Despite their size — eastern hellbenders can grow as large as 2 ½ feet long — researchers often have trouble tracking down the cryptic amphibians. The animals face threats from pollution, disease, predation from invasive species and habitat loss, and they have been extirpated from parts of their range. A hellbender wasn’t confirmed for decades in Alabama until recently, while Mississippi hellbenders have been nearly as scarce.
Finding young hellbenders is even rarer. But Hecht’s co-author Max Nickerson, a curator at the Florida Museum of Natural History who has been tracking the amphibians for years, found a relatively large number of larvae in a mountain stream in the Great Smoky Mountains in Tennessee several years ago.

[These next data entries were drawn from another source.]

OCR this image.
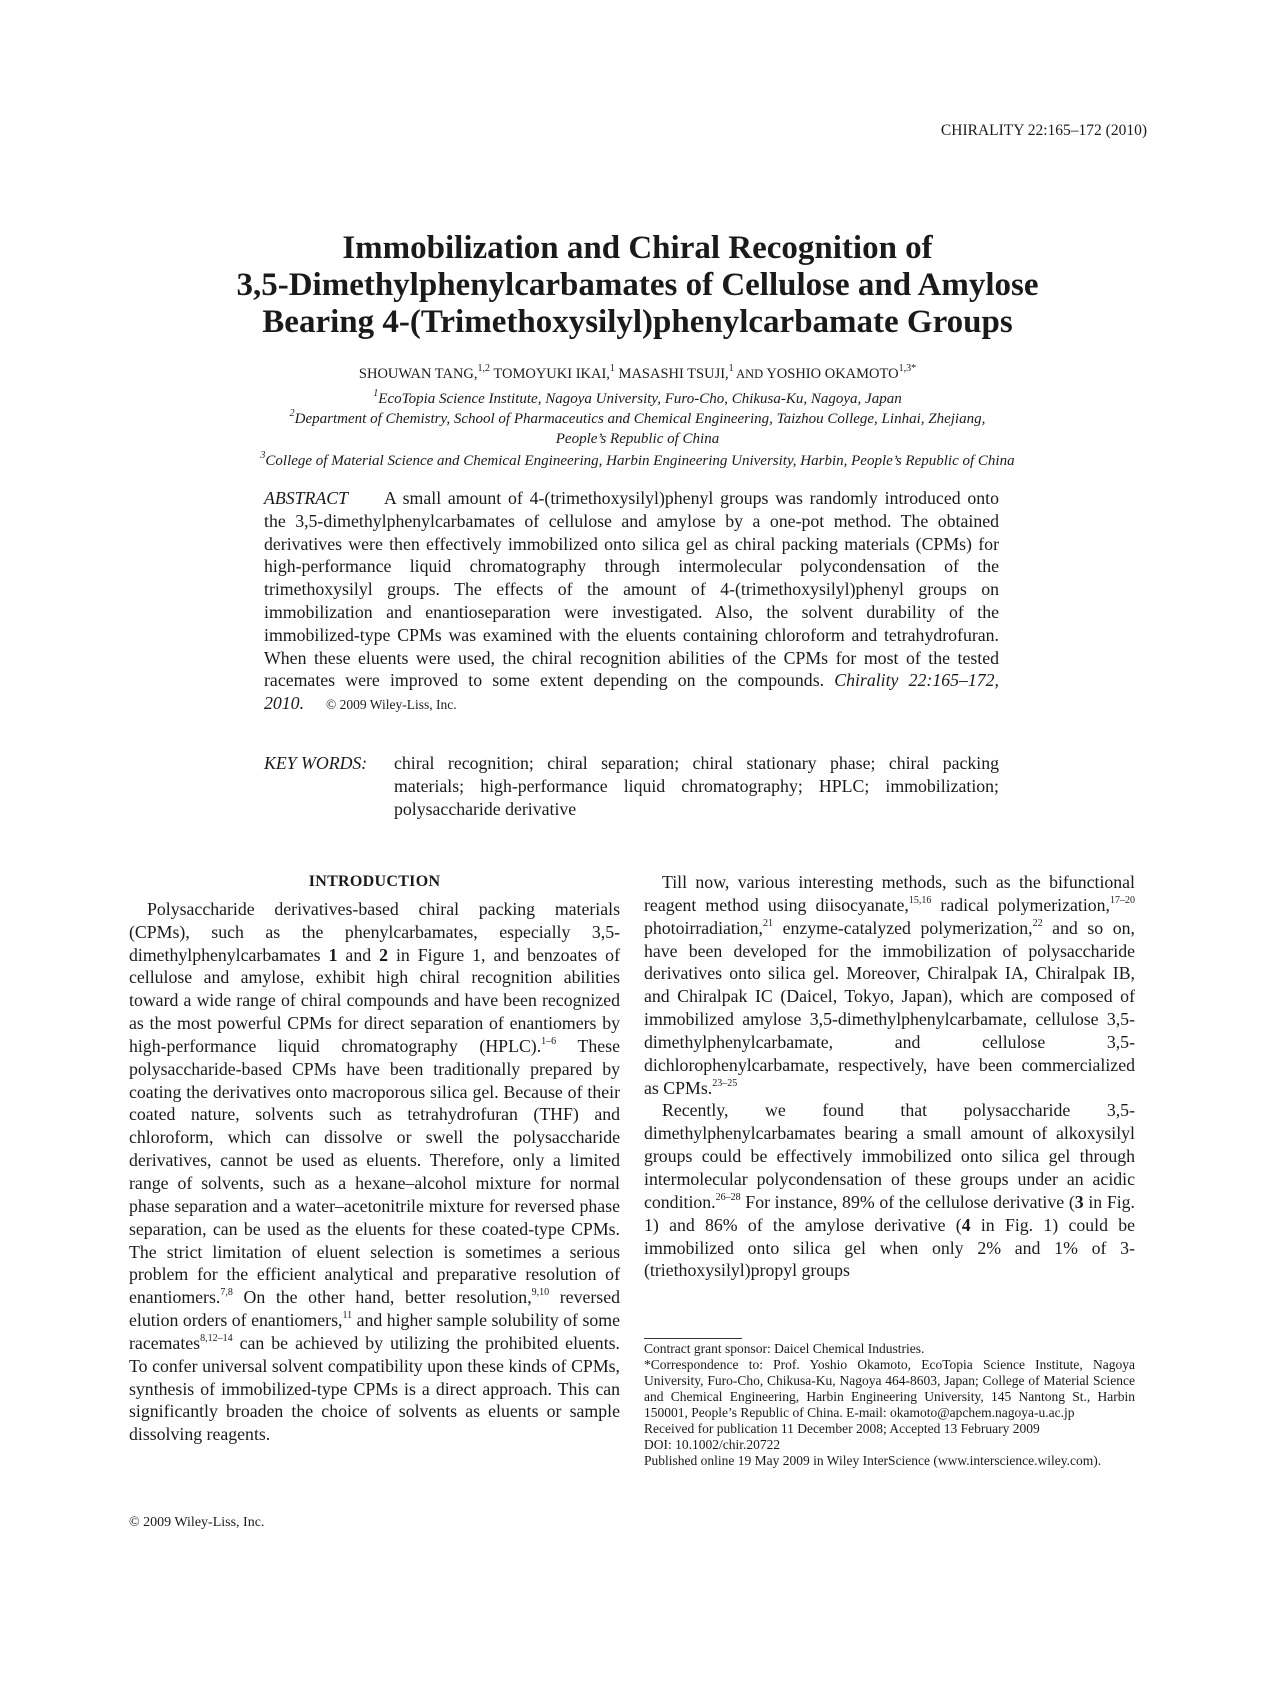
CHIRALITY 22:165–172 (2010)
Immobilization and Chiral Recognition of
3,5-Dimethylphenylcarbamates of Cellulose and Amylose
Bearing 4-(Trimethoxysilyl)phenylcarbamate Groups
SHOUWAN TANG,$^{1,2}$ TOMOYUKI IKAI,$^1$ MASASHI TSUJI,$^1$ AND YOSHIO $OKAMOTO^{1,3*}$
$^1$EcoTopia Science Institute, Nagoya University, Furo-Cho, Chikusa-Ku, Nagoya, Japan
$^2$Department of Chemistry, School of Pharmaceutics and Chemical Engineering, Taizhou College, Linhai, Zhejiang,
People’s Republic of China
$^3$College of Material Science and Chemical Engineering, Harbin Engineering University, Harbin, People’s Republic of China
ABSTRACT A small amount of 4-(trimethoxysilyl)phenyl groups was randomly introduced onto the 3,5-dimethylphenylcarbamates of cellulose and amylose by a one-pot method. The obtained derivatives were then effectively immobilized onto silica gel as chiral packing materials (CPMs) for high-performance liquid chromatography through intermolecular polycondensation of the trimethoxysilyl groups. The effects of the amount of 4-(trimethoxysilyl)phenyl groups on immobilization and enantioseparation were investigated. Also, the solvent durability of the immobilized-type CPMs was examined with the eluents containing chloroform and tetrahydrofuran. When these eluents were used, the chiral recognition abilities of the CPMs for most of the tested racemates were improved to some extent depending on the compounds. Chirality 22:165–172, 2010. © 2009 Wiley-Liss, Inc.
KEY WORDS: chiral recognition; chiral separation; chiral stationary phase; chiral packing materials; high-performance liquid chromatography; HPLC; immobilization; polysaccharide derivative
INTRODUCTION

Polysaccharide derivatives-based chiral packing materials (CPMs), such as the phenylcarbamates, especially 3,5-dimethylphenylcarbamates 1 and 2 in Figure 1, and benzoates of cellulose and amylose, exhibit high chiral recognition abilities toward a wide range of chiral compounds and have been recognized as the most powerful CPMs for direct separation of enantiomers by high-performance liquid chromatography (HPLC).$^{1-6}$ These polysaccharide-based CPMs have been traditionally prepared by coating the derivatives onto macroporous silica gel. Because of their coated nature, solvents such as tetrahydrofuran (THF) and chloroform, which can dissolve or swell the polysaccharide derivatives, cannot be used as eluents. Therefore, only a limited range of solvents, such as a hexane–alcohol mixture for normal phase separation and a water–acetonitrile mixture for reversed phase separation, can be used as the eluents for these coated-type CPMs. The strict limitation of eluent selection is sometimes a serious problem for the efficient analytical and preparative resolution of enantiomers.$^{7,8}$ On the other hand, better resolution,$^{9,10}$ reversed elution orders of enantiomers,$^{11}$ and higher sample solubility of some racemates$^{8,12-14}$ can be achieved by utilizing the prohibited eluents. To confer universal solvent compatibility upon these kinds of CPMs, synthesis of immobilized-type CPMs is a direct approach. This can significantly broaden the choice of solvents as eluents or sample dissolving reagents.

© 2009 Wiley-Liss, Inc.

Till now, various interesting methods, such as the bifunctional reagent method using diisocyanate,$^{15,16}$ radical polymerization,$^{17-20}$ photoirradiation,$^{21}$ enzyme-catalyzed polymerization,$^{22}$ and so on, have been developed for the immobilization of polysaccharide derivatives onto silica gel. Moreover, Chiralpak IA, Chiralpak IB, and Chiralpak IC (Daicel, Tokyo, Japan), which are composed of immobilized amylose 3,5-dimethylphenylcarbamate, cellulose 3,5-dimethylphenylcarbamate, and cellulose 3,5-dichlorophenylcarbamate, respectively, have been commercialized as CPMs.$^{23-25}$

Recently, we found that polysaccharide 3,5-dimethylphenylcarbamates bearing a small amount of alkoxysilyl groups could be effectively immobilized onto silica gel through intermolecular polycondensation of these groups under an acidic condition.$^{26-28}$ For instance, 89% of the cellulose derivative (3 in Fig. 1) and 86% of the amylose derivative (4 in Fig. 1) could be immobilized onto silica gel when only 2% and 1% of 3-(triethoxysilyl)propyl groups

Contract grant sponsor: Daicel Chemical Industries.

*Correspondence to: Prof. Yoshio Okamoto, EcoTopia Science Institute, Nagoya University, Furo-Cho, Chikusa-Ku, Nagoya 464-8603, Japan; College of Material Science and Chemical Engineering, Harbin Engineering University, 145 Nantong St., Harbin 150001, People’s Republic of China. E-mail: okamoto@apchem.nagoya-u.ac.jp

Received for publication 11 December 2008; Accepted 13 February 2009

DOI: 10.1002/chir.20722

Published online 19 May 2009 in Wiley InterScience (www.interscience.wiley.com).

The researchers wanted to get a better understanding of the key components that make up good hellbender habitat to help inform future conservation efforts.
They snorkeled through mountain streams, carefully lifting up rocks and taking DNA samples in search of hellbenders in the stream where Nickerson discovered so many larvae.
They recorded the types of habitat where they found gilled larvae, which are the salamander equivalent to a frog’s tadpole, subadults, which have lost their gills but don’t mature until they are 5 to 7 years old, and larger adults.
They found that all age groups preferred to hide under rocks. But the rocks they chose were based on the size that fit them best. “Hamburger-sized” rocks were large enough to suit the larvae, which start their lives as small as one inch in length, while the adults preferred boulders.
Stability is a big consideration, she said, since streams can be full of predators. They can flood during some seasons, which can bring currents strong enough to roll boulders along the river or creek beds and potentially crush the amphibians.
The interior is important, too. “It’s like the walls and carpeting,” she said. All hellbenders tend to prefer course gravel to more fine-grained gravel and sand, which can sweep into their aquatic caves and take up too much space.
Having enough stable space is also important, Hecht said, because these same homes can attract the prey that hellbenders feed on — something they also studied in the amphibians, by flushing out their stomach contents using syringes. “Basically, by making salamanders throw up, we got to find out what they were eating,” she said.
They found that the young rely mostly on aquatic insects while the adults prey on crayfish and fish.
“They typically eat a lot of things under the rocks,” Hecht said — including each other.
A better understanding of what makes a good home for hellbenders of all ages could help conservationists protect key habitat for the species, which is under consideration for listing under the Endangered Species Act.